Popular Culture Review Vol. 2, No. 2, July 1991 | Page 91

The Astro-Turf Garden 83 A pessimistic attitude won favor among many of the politically and culturally disaffected radicals of the sixties. A profoundly negative view of the possibility of nature forms a sharp contrast to earlier artists, writers, and radicals who wholeheartedly affirmed the organic. In his influential book The Machine in the Carden (1964), a study of the pastoral myth in American literature, Leo Marx described the significance of pastoralism in American culture. The root of this pastoralism, Marx suggested, was the impulse, in the face of society's increasing complexity and oppressiveness, to withdraw to a simpler environment "closer to nature." It found desirable characteristics and values in simple country pleasures. "Pastoral ism," Marx (1980, p. 53) held, had "won the favor~or the serious consideration of Western culture's most gifted artists, writers, and intellectuals." The subjects of Marx's study experienced the freedom to not only reject technology, but to find some hope in the affirmation of the pastoral. However, for radical dissidents of the sixties the possibility of an escape to nature became increasingly problematic.
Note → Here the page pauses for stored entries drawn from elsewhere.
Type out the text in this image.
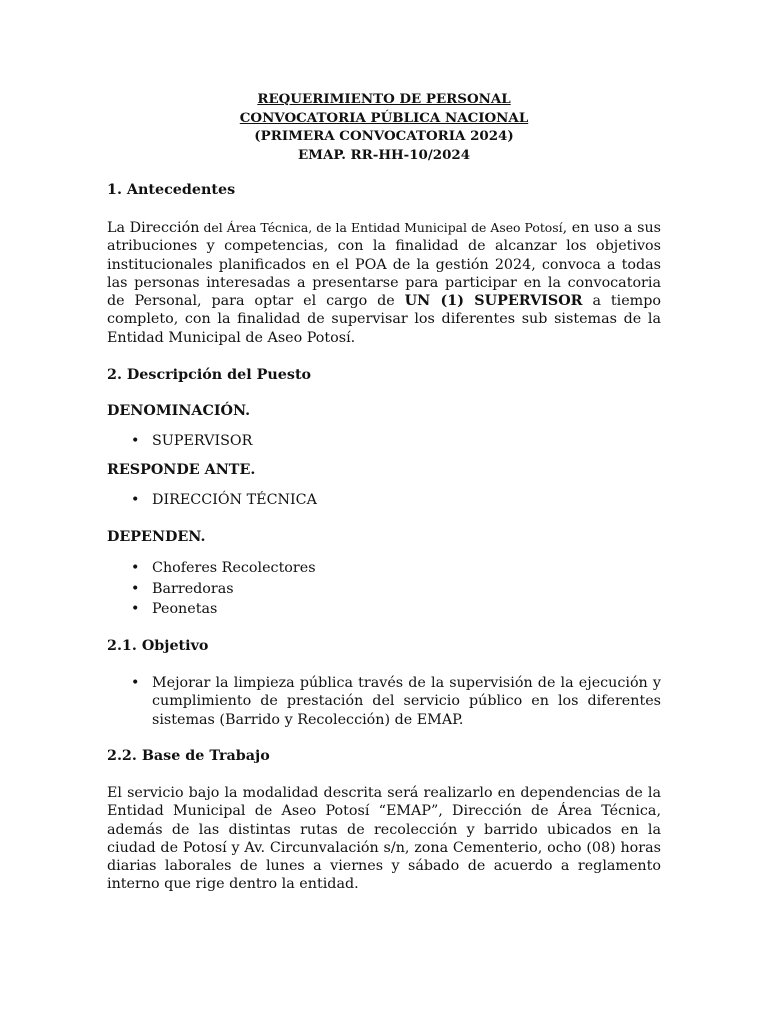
REQUERIMIENTO DE PERSONAL
CONVOCATORIA PÚBLICA NACIONAL
(PRIMERA CONVOCATORIA 2024)
EMAP. RR-HH-10/2024
1. Antecedentes

La Dirección del Área Técnica, de la Entidad Municipal de Aseo Potosí, en uso a sus atribuciones y competencias, con la finalidad de alcanzar los objetivos institucionales planificados en el POA de la gestión 2024, convoca a todas las personas interesadas a presentarse para participar en la convocatoria de Personal, para optar el cargo de UN (1) SUPERVISOR a tiempo completo, con la finalidad de supervisar los diferentes sub sistemas de la Entidad Municipal de Aseo Potosí.

2. Descripción del Puesto
DENOMINACIÓN.
• SUPERVISOR
RESPONDE ANTE.
• DIRECCIÓN TÉCNICA
DEPENDEN.
• Choferes Recolectores
• Barredoras
• Peonetas
2.1. Objetivo
• Mejorar la limpieza pública través de la supervisión de la ejecución y cumplimiento de prestación del servicio público en los diferentes sistemas (Barrido y Recolección) de EMAP.
2.2. Base de Trabajo

El servicio bajo la modalidad descrita será realizarlo en dependencias de la Entidad Municipal de Aseo Potosí “EMAP”, Dirección de Área Técnica, además de las distintas rutas de recolección y barrido ubicados en la ciudad de Potosí y Av. Circunvalación s/n, zona Cementerio, ocho (08) horas diarias laborales de lunes a viernes y sábado de acuerdo a reglamento interno que rige dentro la entidad.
They rejected both the organic pastoralism of the Old Left and the escapist pastoralism of romantic writers and artists. What is involved is a revision of an attitude that embraced nature in the face of technological advance. The metaphoric conception of the machine as the destroyer of an unspoiled landscape gives way to the fatalistic notion of the landscape as completely defiled. For these dissidents the very idea of nature, and its iconological embodiment, notably "the garden” is transfigured. They describe an inverted, or post industrial form of the pastorial—an Astro-Turf garden. For many of the dissident voices of the sixties, the natural, the primitive, and unrefined is held to be overwhelmed by the fraudulent surface of American life. Not only is modernity made to seem antagonistic to the integrity and concerns of the self, it is the embodiment of social forces, which, if unopposed, may be expected to defile and desecrate the natural environment, the ground on which the pastoral hope has always rested. These responses evidence a highly fatalistic conception of the recent past: the alien, abstract, largely external character of the intervening force, the sense of tyrannous circumstances closing in all at once upon a landscape of eroded possibilities.